Let $\{X_n,n \geq 1\}$ be i.i.d. random variables of Bernoulli distribution with parameter $p \in (0,1)$.
Let $\tau_{ijk}:=\inf\{n\geq 3: (X_{n-2}, X_{n-1}, X_n) = (i,j,k)\}$ with $i,j,k \in \{0,1\}$.
How can I calculate $\mathbb{E}[\tau_{111}], \mathbb{E}[\tau_{100}]$ or any other?
If I wanted to calculate $\mathbb{E}[\tau_{111}|(X_2, X_1, X_0) = (1,1,1)] $, I would apply the following theorem for the Markov chain $\{Z_n\}_{n\geq 2}:=(X_{n-2}, X_{n-1}, X_n)$ on finite state space (8 states $(0,0,0);(0,0,1)...$):
"An irreducible Markov chain ${Z_n}$ has at most one invariant distribution $\pi(z)$. It certainly has one if it is finite. And $\forall$ $ z $ $\pi(z)=\frac{1}{\mathbb{E}[T_z|Z_0=z]},$ where $T_z:=\inf\{n\geq 1: Z_n=z\} $."
The invariant distribution here is $\pi(z)=\frac{1}{8} \forall z$, so $\mathbb{E}[\tau_{111}|(X_2, X_1, X_0) = (1,1,1)] = \mathbb{E}[\tau_{ijk}|(X_2, X_1, X_0) = (i,j,k)] = 8 $. Though it doesn't give any clues on how to calculate $\mathbb{E}[\tau_{111}]$.

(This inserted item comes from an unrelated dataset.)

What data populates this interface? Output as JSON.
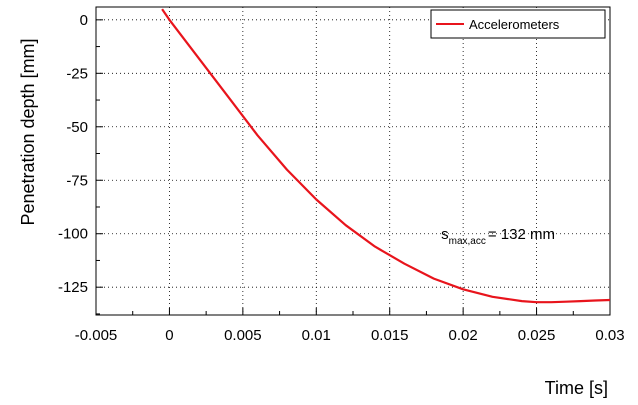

Denote $\mathbb{E}[\tau_{111}] = E$. Then, $$ E = \mathbb{E}[\tau_{111}|X_0 = 0]\cdot \frac12 + \mathbb{E}[\tau_{111}|X_0 = 1]\cdot \frac12 = (E+1)\cdot \frac12 + \mathbb{E}[\tau_{111}|X_0 = 1]\cdot \frac12. $$ Further, $$ \mathbb{E}[\tau_{111}|X_0 = 1] = \mathbb{E}[\tau_{111}|X_0 = 1,X_1=0]\cdot \frac12 + \mathbb{E}[\tau_{111}|X_0 = 1,X_1 = 1]\cdot \frac12\\ = (E+2)\cdot \frac12 + \mathbb{E}[\tau_{111}|X_0 = 1,X_1 = 1]\cdot \frac12. $$ Similarly, $$ \mathbb{E}[\tau_{111}|X_0 = 1,X_1 = 1] = (E+3)\cdot \frac12 + \mathbb{E}[\tau_{111}|X_0 = 1,X_1 = 1, X_2 = 1]\cdot\frac12 = \frac{E}2 + 3. $$ Combining these equalities, $$ E = \frac{E}2 + \frac12 + \frac{E}4 + \frac12 +\frac{E}8 + \frac34, $$ whence $E = 14$ ($\tau_{111}$ is obviously bounded by $3$ times a geometric random variable, so $E<\infty$).
Actually, we could arrive at the same result sooner if took for granted that $\mathbb E[T_z| Z_0=z] = 8$. Indeed, conditioning, as above, on the first step, we get $$ E[T_z| Z_0=z] = 1\cdot \frac 12 + (E+1)\cdot \frac12 = 8, $$ whence $E=14$.